The dish is served either on a leaf of lettuce, or with crudités on the side. It can be garnished with snipped chives, parsley, chervil, fried capers, thin-sliced, roasted red bell pepper or an anchovy fillet.

== Preservation ==

In the late 1980s, the dish was going out of fashion in Paris, perhaps in part due to concern about eggs being a high-cholesterol food. In 1990, Claude Lebey, author of several restaurant guides, founded a group that he called the Association de sauvegarde de l’oeuf mayonnaise to promote the dish and its proper preparation. Lebey claimed that bistros in the 1980s were "losing their wings" and that oeuf mayonnaise was an "emblematic recipe" which "is as indispensable to the cuisine as the paperclip is to office work." Lebey commented "Oeuf mayonnaise cannot be explained. It must be savored."

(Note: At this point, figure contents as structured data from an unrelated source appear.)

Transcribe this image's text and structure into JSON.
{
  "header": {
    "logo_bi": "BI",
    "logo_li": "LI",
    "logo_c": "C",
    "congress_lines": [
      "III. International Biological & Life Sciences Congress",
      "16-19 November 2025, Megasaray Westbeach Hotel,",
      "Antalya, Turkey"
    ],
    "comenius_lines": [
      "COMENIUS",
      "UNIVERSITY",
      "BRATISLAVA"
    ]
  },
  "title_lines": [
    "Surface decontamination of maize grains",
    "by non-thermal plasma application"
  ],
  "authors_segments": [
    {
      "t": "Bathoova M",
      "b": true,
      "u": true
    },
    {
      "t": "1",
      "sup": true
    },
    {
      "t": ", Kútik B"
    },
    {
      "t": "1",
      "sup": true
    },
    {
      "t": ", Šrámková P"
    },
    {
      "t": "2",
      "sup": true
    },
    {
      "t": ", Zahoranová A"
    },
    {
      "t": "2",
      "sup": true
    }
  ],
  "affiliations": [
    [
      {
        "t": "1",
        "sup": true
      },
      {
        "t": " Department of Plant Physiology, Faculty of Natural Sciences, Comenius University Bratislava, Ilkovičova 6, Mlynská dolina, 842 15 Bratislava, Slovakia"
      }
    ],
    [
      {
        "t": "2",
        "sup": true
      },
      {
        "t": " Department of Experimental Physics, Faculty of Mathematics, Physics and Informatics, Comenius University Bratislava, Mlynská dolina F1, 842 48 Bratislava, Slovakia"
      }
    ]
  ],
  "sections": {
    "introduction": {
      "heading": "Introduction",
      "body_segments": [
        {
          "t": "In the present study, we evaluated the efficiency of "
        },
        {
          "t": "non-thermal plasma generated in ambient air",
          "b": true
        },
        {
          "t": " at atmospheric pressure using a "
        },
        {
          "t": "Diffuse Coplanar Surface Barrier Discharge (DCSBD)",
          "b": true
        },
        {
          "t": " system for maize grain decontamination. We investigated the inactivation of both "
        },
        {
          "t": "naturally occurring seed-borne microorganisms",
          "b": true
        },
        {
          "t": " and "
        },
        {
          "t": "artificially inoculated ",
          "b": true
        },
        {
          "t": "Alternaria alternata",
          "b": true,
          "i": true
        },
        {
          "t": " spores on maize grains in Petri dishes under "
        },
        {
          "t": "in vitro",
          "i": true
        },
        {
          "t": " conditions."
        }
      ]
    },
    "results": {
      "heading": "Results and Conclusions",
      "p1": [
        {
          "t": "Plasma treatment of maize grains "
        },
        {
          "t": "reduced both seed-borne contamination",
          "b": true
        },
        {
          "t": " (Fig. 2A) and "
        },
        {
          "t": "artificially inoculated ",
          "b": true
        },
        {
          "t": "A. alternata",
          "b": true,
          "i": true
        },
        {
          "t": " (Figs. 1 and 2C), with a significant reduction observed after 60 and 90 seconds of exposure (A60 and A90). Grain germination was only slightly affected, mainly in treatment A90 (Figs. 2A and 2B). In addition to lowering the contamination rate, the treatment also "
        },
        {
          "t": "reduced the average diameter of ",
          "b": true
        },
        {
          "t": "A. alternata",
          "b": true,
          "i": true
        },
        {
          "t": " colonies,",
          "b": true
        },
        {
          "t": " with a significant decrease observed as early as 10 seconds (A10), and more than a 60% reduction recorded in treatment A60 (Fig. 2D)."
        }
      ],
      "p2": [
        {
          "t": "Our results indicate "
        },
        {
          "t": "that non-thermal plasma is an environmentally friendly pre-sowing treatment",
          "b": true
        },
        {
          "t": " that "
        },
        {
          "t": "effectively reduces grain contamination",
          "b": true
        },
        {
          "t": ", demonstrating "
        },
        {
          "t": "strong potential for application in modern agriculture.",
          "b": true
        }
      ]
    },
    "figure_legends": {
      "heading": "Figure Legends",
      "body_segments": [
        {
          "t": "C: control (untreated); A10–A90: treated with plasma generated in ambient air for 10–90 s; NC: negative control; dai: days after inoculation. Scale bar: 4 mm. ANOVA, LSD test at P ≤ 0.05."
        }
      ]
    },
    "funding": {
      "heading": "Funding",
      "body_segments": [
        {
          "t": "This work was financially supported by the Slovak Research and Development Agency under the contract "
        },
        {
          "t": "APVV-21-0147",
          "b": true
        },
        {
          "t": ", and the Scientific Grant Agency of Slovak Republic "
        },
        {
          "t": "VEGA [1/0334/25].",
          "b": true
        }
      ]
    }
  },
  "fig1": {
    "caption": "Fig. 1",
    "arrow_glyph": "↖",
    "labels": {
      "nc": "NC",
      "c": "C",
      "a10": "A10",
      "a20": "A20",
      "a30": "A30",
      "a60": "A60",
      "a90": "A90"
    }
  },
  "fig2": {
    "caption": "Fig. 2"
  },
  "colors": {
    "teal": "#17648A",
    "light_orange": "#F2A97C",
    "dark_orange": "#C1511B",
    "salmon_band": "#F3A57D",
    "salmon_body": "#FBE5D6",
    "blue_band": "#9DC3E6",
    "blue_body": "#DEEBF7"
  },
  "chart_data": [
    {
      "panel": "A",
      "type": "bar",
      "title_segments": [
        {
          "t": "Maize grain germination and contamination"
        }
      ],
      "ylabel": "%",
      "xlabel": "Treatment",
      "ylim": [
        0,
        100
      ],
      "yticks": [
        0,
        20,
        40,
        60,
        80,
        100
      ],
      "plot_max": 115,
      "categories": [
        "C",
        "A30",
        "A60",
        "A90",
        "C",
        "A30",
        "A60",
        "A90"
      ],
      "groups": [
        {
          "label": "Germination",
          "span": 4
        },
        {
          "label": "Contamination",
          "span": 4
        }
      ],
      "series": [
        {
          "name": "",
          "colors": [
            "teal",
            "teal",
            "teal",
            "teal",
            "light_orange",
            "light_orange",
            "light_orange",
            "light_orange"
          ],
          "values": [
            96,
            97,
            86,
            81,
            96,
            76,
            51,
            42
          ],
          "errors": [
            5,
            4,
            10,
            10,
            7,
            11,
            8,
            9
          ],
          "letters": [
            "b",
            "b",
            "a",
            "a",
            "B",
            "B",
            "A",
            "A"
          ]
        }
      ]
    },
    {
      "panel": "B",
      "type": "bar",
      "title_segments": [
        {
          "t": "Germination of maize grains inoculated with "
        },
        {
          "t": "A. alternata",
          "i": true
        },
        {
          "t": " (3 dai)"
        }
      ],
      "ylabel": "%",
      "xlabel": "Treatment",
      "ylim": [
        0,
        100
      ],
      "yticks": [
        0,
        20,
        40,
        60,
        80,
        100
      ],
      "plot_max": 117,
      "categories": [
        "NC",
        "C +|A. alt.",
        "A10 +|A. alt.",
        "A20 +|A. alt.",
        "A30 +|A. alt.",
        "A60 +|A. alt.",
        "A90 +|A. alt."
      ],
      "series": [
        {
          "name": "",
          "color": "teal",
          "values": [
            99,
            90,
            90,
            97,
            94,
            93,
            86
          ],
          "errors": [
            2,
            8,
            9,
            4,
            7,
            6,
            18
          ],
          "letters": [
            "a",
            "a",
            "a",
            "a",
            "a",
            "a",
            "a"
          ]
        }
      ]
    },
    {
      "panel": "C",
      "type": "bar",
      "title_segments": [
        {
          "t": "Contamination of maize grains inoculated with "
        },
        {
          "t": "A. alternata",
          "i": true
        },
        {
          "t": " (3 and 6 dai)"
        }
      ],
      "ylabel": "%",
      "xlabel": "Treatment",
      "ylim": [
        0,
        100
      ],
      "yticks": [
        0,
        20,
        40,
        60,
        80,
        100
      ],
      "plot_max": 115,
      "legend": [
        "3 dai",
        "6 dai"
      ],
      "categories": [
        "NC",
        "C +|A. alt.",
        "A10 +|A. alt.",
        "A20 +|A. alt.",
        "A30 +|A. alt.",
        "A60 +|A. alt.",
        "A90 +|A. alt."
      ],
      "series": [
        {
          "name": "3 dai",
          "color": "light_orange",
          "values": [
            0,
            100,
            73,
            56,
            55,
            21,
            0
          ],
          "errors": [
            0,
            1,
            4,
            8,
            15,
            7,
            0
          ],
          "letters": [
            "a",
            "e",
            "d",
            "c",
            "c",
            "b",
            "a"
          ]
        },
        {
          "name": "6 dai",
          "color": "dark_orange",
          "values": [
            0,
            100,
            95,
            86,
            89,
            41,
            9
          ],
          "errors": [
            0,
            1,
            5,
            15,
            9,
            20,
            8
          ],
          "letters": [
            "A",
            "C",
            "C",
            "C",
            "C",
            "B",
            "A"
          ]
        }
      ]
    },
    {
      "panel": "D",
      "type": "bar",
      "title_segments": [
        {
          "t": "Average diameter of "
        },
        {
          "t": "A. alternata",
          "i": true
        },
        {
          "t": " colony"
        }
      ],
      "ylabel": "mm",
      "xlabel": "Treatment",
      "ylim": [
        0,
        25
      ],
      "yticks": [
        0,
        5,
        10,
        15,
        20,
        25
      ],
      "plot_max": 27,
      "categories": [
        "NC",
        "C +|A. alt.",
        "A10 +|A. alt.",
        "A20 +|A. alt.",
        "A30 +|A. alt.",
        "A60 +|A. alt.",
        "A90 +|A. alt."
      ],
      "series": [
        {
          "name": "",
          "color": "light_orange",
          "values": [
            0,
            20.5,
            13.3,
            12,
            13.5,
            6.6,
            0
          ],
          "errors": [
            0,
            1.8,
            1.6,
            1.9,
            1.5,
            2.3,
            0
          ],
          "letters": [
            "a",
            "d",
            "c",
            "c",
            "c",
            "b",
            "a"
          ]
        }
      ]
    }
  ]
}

Lebey retired in 2013 and died in 2017. His grandson, Vincent Brenot, is keeping the organization going. Brenot says that the dish "looks very simple, but is actually quite complex to do if you want to make it extremely good", adding that "the length of the cooking of the egg is also of the essence."

Cookbook writers like Elizabeth David and chefs like Joël Robuchon and Alice Waters are advocates for oeuf mayonnaise.